Federal regulators cleared the way Thursday for Walt Disney Co. to take over Capital Cities/ABC Inc., creating the world's largest media company. The company will have to shed some properties, however.
The Federal Communications Commission voted 5-0 to remove the last hurdle to the $19 billion deal.
Disney said it would complete the acquisition by the end of the week.
The commission won't let Disney permanently own radio stations and a newspaper in Fort Worth, Texas, and in Pontiac-Detroit, Mich.
Instead, the commission would provide the company with a temporary waiver of one year from cross-ownership rules to give Disney time to sell or swap either the radio or the newspaper properties. The choice would be Disney's.
Still, Disney might be able to keep the Fort Worth and Pontiac-Detroit properties. The FCC said it would re-examine its newspaper-broadcast cross-ownership rules within the year.
``We are hopeful that it will ultimately allow us to retain the properties in the two cities,'' said Disney chief Michael Eisner, who otherwise applauded the FCC's action.
Even though all five commissioners voted to clear the deal, two of them - James Quello and Rachelle Chong - opposed the FCC's decision not to let Disney permanently own the properties in Fort Worth and Pontiac-Detroit. Both said ample media competition exists in the two markets. Each has more than 50 separately owned broadcast outlets, they said.
Quello said the FCC's newspaper-broadcast rules ``no longer reflect the realities of the marketplace.''
Federal regulations prohibit one company from owning a newspaper and a radio station in the same market. Legislation overhauling the nation's telecommunication laws, which President Clinton signed Thursday, would not change that.
In Fort Worth, Capital Cities/ABC owns WBAP-AM and KSCS-FM and the Fort Worth Star-Telegram. In Michigan, it owns WJR-AM and WHYT-FM in Detroit and the Oakland Press in Pontiac.
Capital Cities/ABC owned these properties before FCC regulations barred such ownership, the FCC says, but that status does not transfer to Disney.

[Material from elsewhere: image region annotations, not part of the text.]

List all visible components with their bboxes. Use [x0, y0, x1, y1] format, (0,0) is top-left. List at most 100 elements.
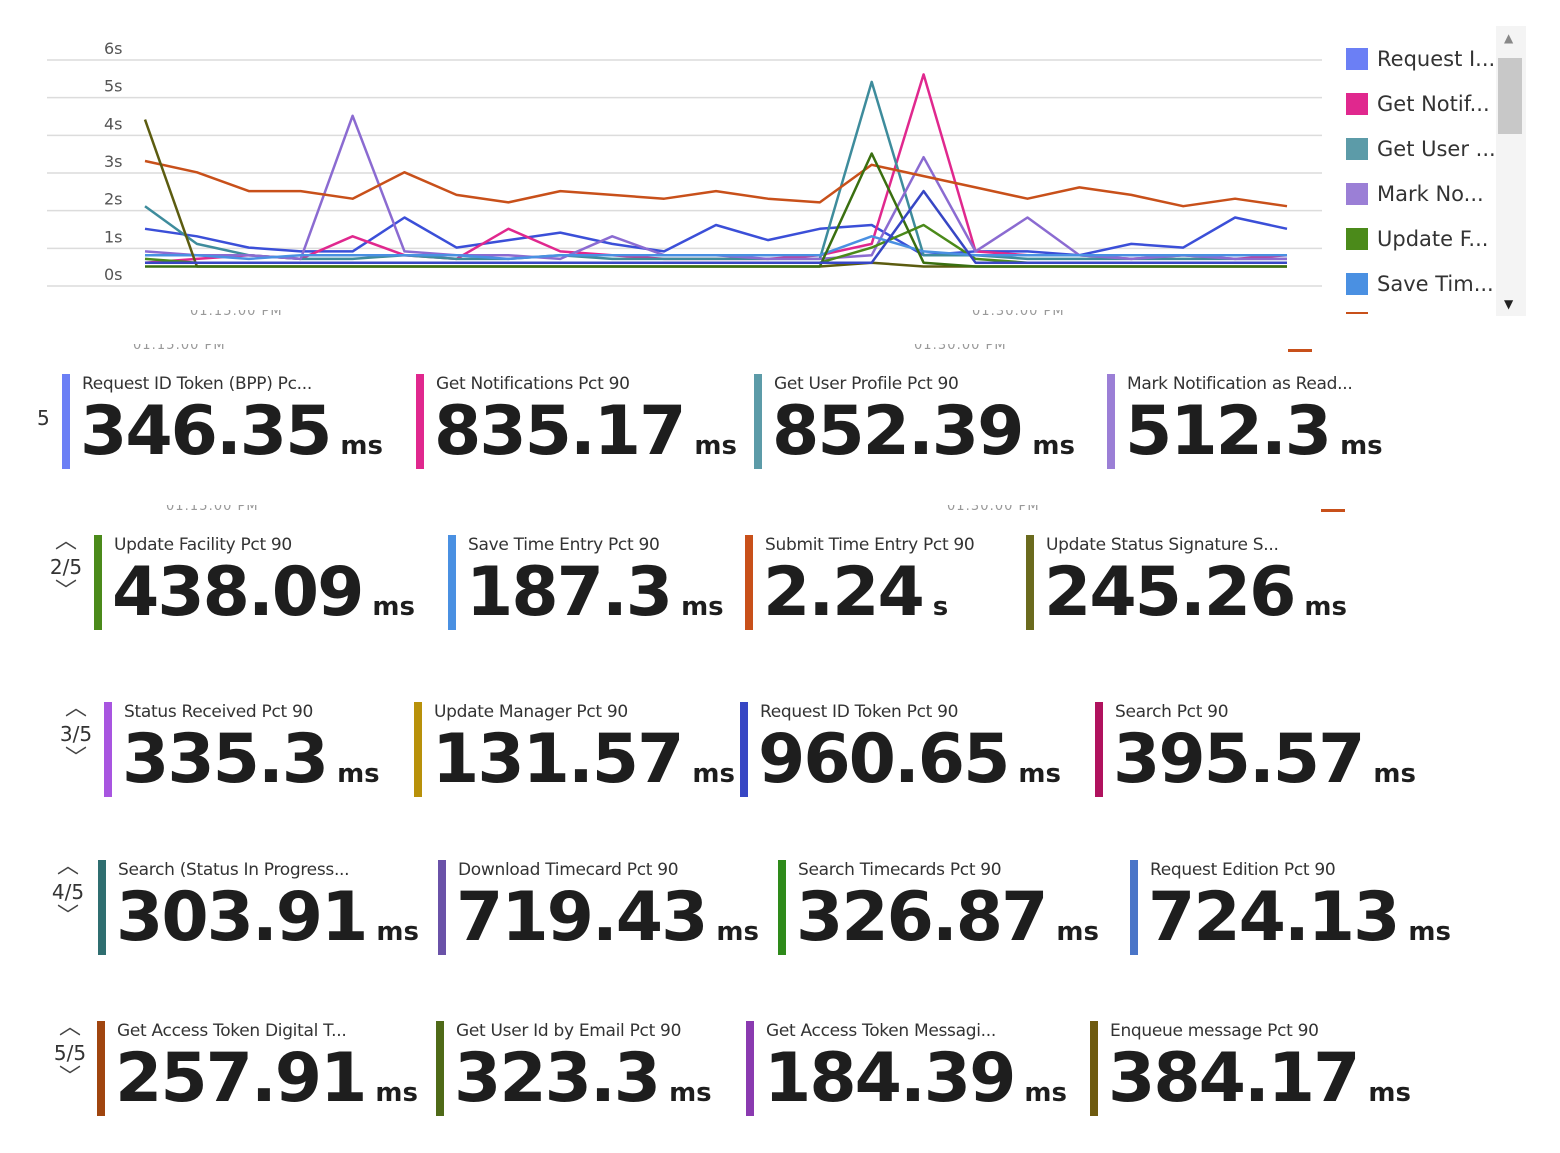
metric-unit: ms [1024, 1078, 1067, 1108]
metric-value: 852.39 [772, 392, 1024, 471]
series-color-bar [448, 535, 456, 630]
metric-tile[interactable]: Update Status Signature S... 245.26 ms [1026, 535, 1356, 645]
metric-unit: ms [340, 431, 383, 461]
metric-title: Enqueue message Pct 90 [1110, 1021, 1319, 1041]
metric-value: 187.3 [466, 553, 673, 632]
series-line[interactable] [144, 216, 1288, 257]
pager-partial-label: 5 [37, 406, 50, 430]
legend-swatch [1346, 137, 1368, 160]
metric-tile[interactable]: Request ID Token (BPP) Pc... 346.35 ms [62, 374, 392, 484]
metric-tile[interactable]: Get Notifications Pct 90 835.17 ms [416, 374, 746, 484]
legend-item[interactable]: Get Notif... [1346, 81, 1496, 126]
metric-value: 184.39 [764, 1039, 1016, 1118]
metric-value-wrap: 245.26 ms [1044, 553, 1347, 647]
metric-title: Request ID Token (BPP) Pc... [82, 374, 312, 394]
metric-tile[interactable]: Update Manager Pct 90 131.57 ms [414, 702, 744, 812]
legend-scrollbar[interactable]: ▲ ▼ [1496, 26, 1526, 316]
chevron-down-icon[interactable]: ﹀ [56, 904, 79, 929]
metric-unit: ms [1018, 759, 1061, 789]
metric-title: Get Notifications Pct 90 [436, 374, 630, 394]
chevron-down-icon[interactable]: ﹀ [54, 579, 77, 604]
metric-title: Update Status Signature S... [1046, 535, 1279, 555]
tile-row: ︿ 5/5 ﹀ Get Access Token Digital T... 257.91… [0, 1017, 1560, 1137]
metric-tile[interactable]: Enqueue message Pct 90 384.17 ms [1090, 1021, 1420, 1131]
ghost-axis-label-left: 01:15:00 PM [190, 310, 283, 319]
chevron-up-icon[interactable]: ︿ [58, 1015, 81, 1040]
series-line[interactable] [145, 235, 1287, 261]
metric-value: 719.43 [456, 878, 708, 957]
series-color-bar [94, 535, 102, 630]
metric-tile[interactable]: Search Timecards Pct 90 326.87 ms [778, 860, 1108, 970]
metric-title: Update Manager Pct 90 [434, 702, 628, 722]
metric-title: Get Access Token Digital T... [117, 1021, 347, 1041]
metric-value-wrap: 724.13 ms [1148, 878, 1451, 972]
series-color-bar [1107, 374, 1115, 469]
ghost-axis-label-right-3: 01:30:00 PM [947, 505, 1040, 514]
chevron-down-icon[interactable]: ﹀ [58, 1065, 81, 1090]
metric-unit: ms [375, 1078, 418, 1108]
legend-swatch [1346, 272, 1368, 295]
metric-tile[interactable]: Search (Status In Progress... 303.91 ms [98, 860, 428, 970]
line-chart: 6s 5s 4s 3s 2s 1s 0s [47, 39, 1322, 287]
legend-item[interactable]: Request I... [1346, 36, 1496, 81]
series-line[interactable] [145, 189, 1287, 264]
metric-value-wrap: 257.91 ms [115, 1039, 418, 1133]
series-color-bar [438, 860, 446, 955]
page-indicator: 3/5 [59, 722, 93, 746]
metric-tile[interactable]: Update Facility Pct 90 438.09 ms [94, 535, 424, 645]
metric-tile[interactable]: Status Received Pct 90 335.3 ms [104, 702, 434, 812]
metric-tile[interactable]: Submit Time Entry Pct 90 2.24 s [745, 535, 1075, 645]
chevron-down-icon[interactable]: ﹀ [64, 746, 87, 771]
metric-unit: ms [337, 759, 380, 789]
series-color-bar [778, 860, 786, 955]
scrollbar-thumb[interactable] [1498, 58, 1522, 134]
row-pager: ︿ 5/5 ﹀ [48, 1017, 92, 1117]
metric-tile[interactable]: Download Timecard Pct 90 719.43 ms [438, 860, 768, 970]
metric-tile[interactable]: Search Pct 90 395.57 ms [1095, 702, 1425, 812]
legend-item[interactable] [1346, 306, 1496, 314]
metric-value: 960.65 [758, 720, 1010, 799]
row-pager: ︿ 4/5 ﹀ [46, 856, 90, 956]
legend-swatch [1346, 182, 1368, 205]
metric-value-wrap: 960.65 ms [758, 720, 1061, 814]
series-color-bar [436, 1021, 444, 1116]
ghost-axis-label-left-2: 01:15:00 PM [133, 344, 226, 353]
scroll-down-icon[interactable]: ▼ [1504, 297, 1514, 311]
legend-label: Update F... [1377, 226, 1489, 251]
metric-tile[interactable]: Mark Notification as Read... 512.3 ms [1107, 374, 1437, 484]
legend-item[interactable]: Save Tim... [1346, 261, 1496, 306]
series-line[interactable] [145, 152, 1287, 268]
tile-row: ︿ 3/5 ﹀ Status Received Pct 90 335.3 ms Update… [0, 698, 1560, 818]
metric-unit: ms [1056, 917, 1099, 947]
metric-tile[interactable]: Save Time Entry Pct 90 187.3 ms [448, 535, 778, 645]
metric-tile[interactable]: Get User Profile Pct 90 852.39 ms [754, 374, 1084, 484]
scroll-up-icon[interactable]: ▲ [1504, 31, 1514, 45]
ghost-legend-dash-2 [1321, 509, 1345, 512]
legend-item[interactable]: Update F... [1346, 216, 1496, 261]
chevron-up-icon[interactable]: ︿ [64, 696, 87, 721]
metric-tile[interactable]: Request Edition Pct 90 724.13 ms [1130, 860, 1460, 970]
series-color-bar [1090, 1021, 1098, 1116]
series-line[interactable] [144, 73, 1288, 264]
series-line[interactable] [144, 114, 1287, 261]
metric-value: 724.13 [1148, 878, 1400, 957]
metric-tile[interactable]: Get Access Token Messagi... 184.39 ms [746, 1021, 1076, 1131]
series-line[interactable] [144, 159, 1288, 208]
metric-tile[interactable]: Get Access Token Digital T... 257.91 ms [97, 1021, 427, 1131]
metric-title: Save Time Entry Pct 90 [468, 535, 660, 555]
legend-swatch [1346, 92, 1368, 115]
series-line[interactable] [144, 80, 1287, 261]
metric-title: Update Facility Pct 90 [114, 535, 292, 555]
legend-item[interactable]: Mark No... [1346, 171, 1496, 216]
y-tick-label: 5s [104, 77, 123, 96]
series-color-bar [1026, 535, 1034, 630]
chevron-up-icon[interactable]: ︿ [54, 529, 77, 554]
chevron-up-icon[interactable]: ︿ [56, 854, 79, 879]
metric-tile[interactable]: Get User Id by Email Pct 90 323.3 ms [436, 1021, 766, 1131]
metric-value-wrap: 835.17 ms [434, 392, 737, 486]
page-indicator: 4/5 [51, 880, 85, 904]
metric-value: 335.3 [122, 720, 329, 799]
metric-tile[interactable]: Request ID Token Pct 90 960.65 ms [740, 702, 1070, 812]
legend-item[interactable]: Get User ... [1346, 126, 1496, 171]
metric-value: 512.3 [1125, 392, 1332, 471]
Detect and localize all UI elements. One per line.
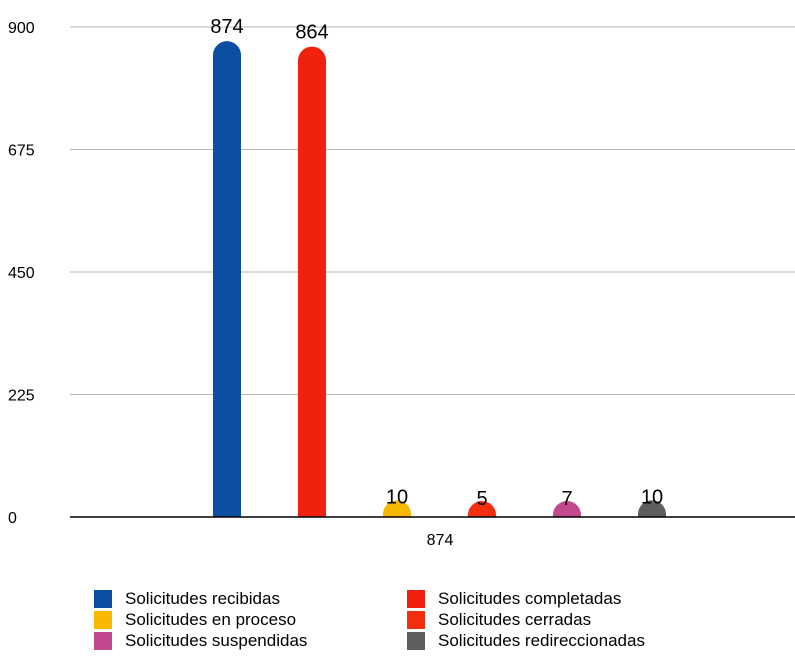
legend-label: Solicitudes cerradas [438,609,592,629]
y-tick-label: 225 [8,388,35,405]
legend-item-redireccionadas: Solicitudes redireccionadas [407,630,707,651]
legend-swatch [94,631,112,650]
legend-item-cerradas: Solicitudes cerradas [407,609,707,630]
data-label: 874 [210,16,243,38]
legend-swatch [94,589,112,608]
legend-label: Solicitudes en proceso [125,609,297,629]
legend-item-completadas: Solicitudes completadas [407,588,707,609]
data-label: 10 [386,487,408,509]
bar-2 [298,46,326,517]
legend-label: Solicitudes recibidas [125,588,280,608]
x-category-label: 874 [427,532,454,549]
y-tick-label: 0 [8,510,17,527]
legend-swatch [407,610,425,629]
data-label: 5 [476,488,487,510]
data-label: 7 [561,488,572,510]
legend-item-recibidas: Solicitudes recibidas [94,588,407,609]
legend-label: Solicitudes completadas [438,588,622,608]
data-label: 864 [295,22,328,44]
bar-6 [638,500,666,517]
legend-swatch [94,610,112,629]
legend: Solicitudes recibidas Solicitudes comple… [94,588,734,651]
bar-1 [213,41,241,518]
legend-label: Solicitudes redireccionadas [438,630,645,650]
legend-item-suspendidas: Solicitudes suspendidas [94,630,407,651]
y-tick-label: 450 [8,265,35,282]
legend-label: Solicitudes suspendidas [125,630,308,650]
data-label: 10 [641,487,663,509]
bar-4 [468,501,496,517]
bar-3 [383,500,411,517]
legend-swatch [407,589,425,608]
y-tick-label: 900 [8,20,35,37]
legend-item-en-proceso: Solicitudes en proceso [94,609,407,630]
bar-5 [553,501,581,517]
bar-chart: 0 225 450 675 900 874 864 10 5 7 10 874 [8,16,795,549]
y-tick-label: 675 [8,143,35,160]
legend-swatch [407,631,425,650]
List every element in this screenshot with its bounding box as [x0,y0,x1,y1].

For Disney to win a permanent waiver, it would have to prove that the combined ownership is in the public interest, the FCC says.
In 20 years, the FCC has granted only two waivers to its newspaper-broadcast cross-ownership rules. And the standard has been tough - in both cases, owners had to show the newspapers would otherwise go out of business, FCC attorneys said.
For Disney, the FCC waived local ownership rules so that Disney may permanently own TV-radio combinations in Chicago, New York, Los Angeles, San Francisco, Flint-Detroit, and Toledo-Detroit.
Disney and ABC shareholders approved the deal Jan. 4. Officials from both companies had no immediate comment.